FBI agents at the scene of last night's bombing. (AP)
FBI agents at the scene of last night’s bombing. (AP)

 

Four bombs have now gone off in Austin, Tx, over the last 17 days. The most recent was last night, a bomb triggered by a tripwire that left two men injured.

According to the FBI, this “changes things,” representing a significant step up in the sophistication of the device compared to the earlier bombs which left two African-American men dead and a hispanic woman critically injured. All four devices share similarities which suggest they are the work of the same bomb maker.

The first three bombs were all left at residences, disguised as delivered packages. All detonated as the victims were opening or handling them. The fourth bomb was left on a roadside in a different area of the city.

Because the first two victims were black, a 39-year-old construction worker and a 17-year-old high school student, both related to prominent members of Austin’s African-American community, the attacks have raised suspicion that they are racially motivated. The area where the first three bombs went off were neighborhoods east of I-35, the six-lane highway which divides the affluent and predominantly white west side of the city from where black and hispanic residents have historically lived on the east side.

The fourth bomb, however, breaks from that pattern. It was planted in the city’s southwest. The two men injured in the blast are both white.

So where does that leave us? Can we describe these as acts of terrorism?

Four bombs have now gone off, all apparently the work of the same individual or group of individuals. The attacks have left the city on edge, with police urging the public to be alert for suspicious packages. The neighborhood where the fourth bomb went off was placed on lockdown until this afternoon, with residents kept in their homes and school buses ordered to stay away. The identities of the first three victims suggest a possible motivation.

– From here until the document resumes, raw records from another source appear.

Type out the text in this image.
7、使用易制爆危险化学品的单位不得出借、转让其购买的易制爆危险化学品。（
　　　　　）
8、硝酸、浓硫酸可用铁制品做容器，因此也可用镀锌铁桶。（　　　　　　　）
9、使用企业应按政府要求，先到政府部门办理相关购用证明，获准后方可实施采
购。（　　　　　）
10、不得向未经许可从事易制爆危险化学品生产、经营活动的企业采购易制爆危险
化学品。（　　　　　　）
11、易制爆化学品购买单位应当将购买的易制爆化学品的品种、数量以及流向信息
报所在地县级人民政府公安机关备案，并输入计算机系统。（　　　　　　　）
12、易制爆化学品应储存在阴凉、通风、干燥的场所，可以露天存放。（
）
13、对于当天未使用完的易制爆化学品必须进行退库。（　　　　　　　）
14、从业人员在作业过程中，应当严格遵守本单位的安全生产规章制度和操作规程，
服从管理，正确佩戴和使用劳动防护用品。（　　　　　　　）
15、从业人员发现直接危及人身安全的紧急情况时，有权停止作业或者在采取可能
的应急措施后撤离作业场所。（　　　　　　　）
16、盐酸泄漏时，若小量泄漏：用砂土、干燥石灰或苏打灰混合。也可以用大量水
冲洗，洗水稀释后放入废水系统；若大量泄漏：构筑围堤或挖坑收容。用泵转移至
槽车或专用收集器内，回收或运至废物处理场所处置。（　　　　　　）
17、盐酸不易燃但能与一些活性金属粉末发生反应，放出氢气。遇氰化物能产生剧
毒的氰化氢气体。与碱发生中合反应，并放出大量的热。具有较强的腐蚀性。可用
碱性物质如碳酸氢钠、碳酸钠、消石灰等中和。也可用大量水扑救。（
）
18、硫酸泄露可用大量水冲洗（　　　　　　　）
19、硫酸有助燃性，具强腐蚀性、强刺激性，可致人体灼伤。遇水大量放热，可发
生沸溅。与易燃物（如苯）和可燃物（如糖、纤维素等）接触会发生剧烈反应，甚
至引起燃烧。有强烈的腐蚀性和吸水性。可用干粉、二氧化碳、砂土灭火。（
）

That last is the key to understanding whether or not what is happening in Austin constitutes terrorism or something else. Definitions of terrorism typically focus on several key elements: threat or use of violence; intention to create fear in an audience beyond the immediate victims of an attack; all in the service or pursuit of some political/social/religious motivation or objective.

So that’s what we still need to know about the Austin attacks. Until we find some further evidence of common ideological motivation connecting the bombings, we will have to reserve judgment.

Another typical American terrorist

Accused terrorist Michael Hari (Chicago Tribune photo)
Accused terrorist Michael Hari (Chicago Tribune photo)

 

Last August, a mosque in Minnesota was bombed. Yesterday, three men from a rural central Illinois town were charged with carrying out the attack, which, according to the FBI, was intended to frighten Muslims in to fleeing the United States.

This, my friends, is the very definition of terrorism:

[T]he threatened or actual use of illegal force and violence by a non-state actor to attain a political, economic, religious, or social goal through fear, coercion, or intimidation.

The three men charged, Michael Hari, Joe Morris, and Michael McWhorter, all come from the same tiny town of Clarence, Ill., with a population of fewer than 100. They are also suspected of carrying out a failed bombing attack on an Illinois abortion clinic.

Hari, a former sheriff’s deputy who is the suspected “mastermind” of the bombings, was featured in the Chicago Tribune last spring after the global security firm he founded, Crisis Resolution Security Services, submitted a $10 billion bid to build President Donald Trump’s promised wall on the US-Mexico border. He described his proposed border wall this way:

We would look at the wall as not just a physical barrier to immigration but also as a symbol of the American determination to defend our culture, our language, our heritage, from any outsiders.

Less than six months later, according to the FBI, Hari and his companions decided to defend American culture, language, and heritage not with a wall, but with pipe bombs.

I have written it over, and over, and over again in this space: The typical face of terrorism in America belongs to an angry white man.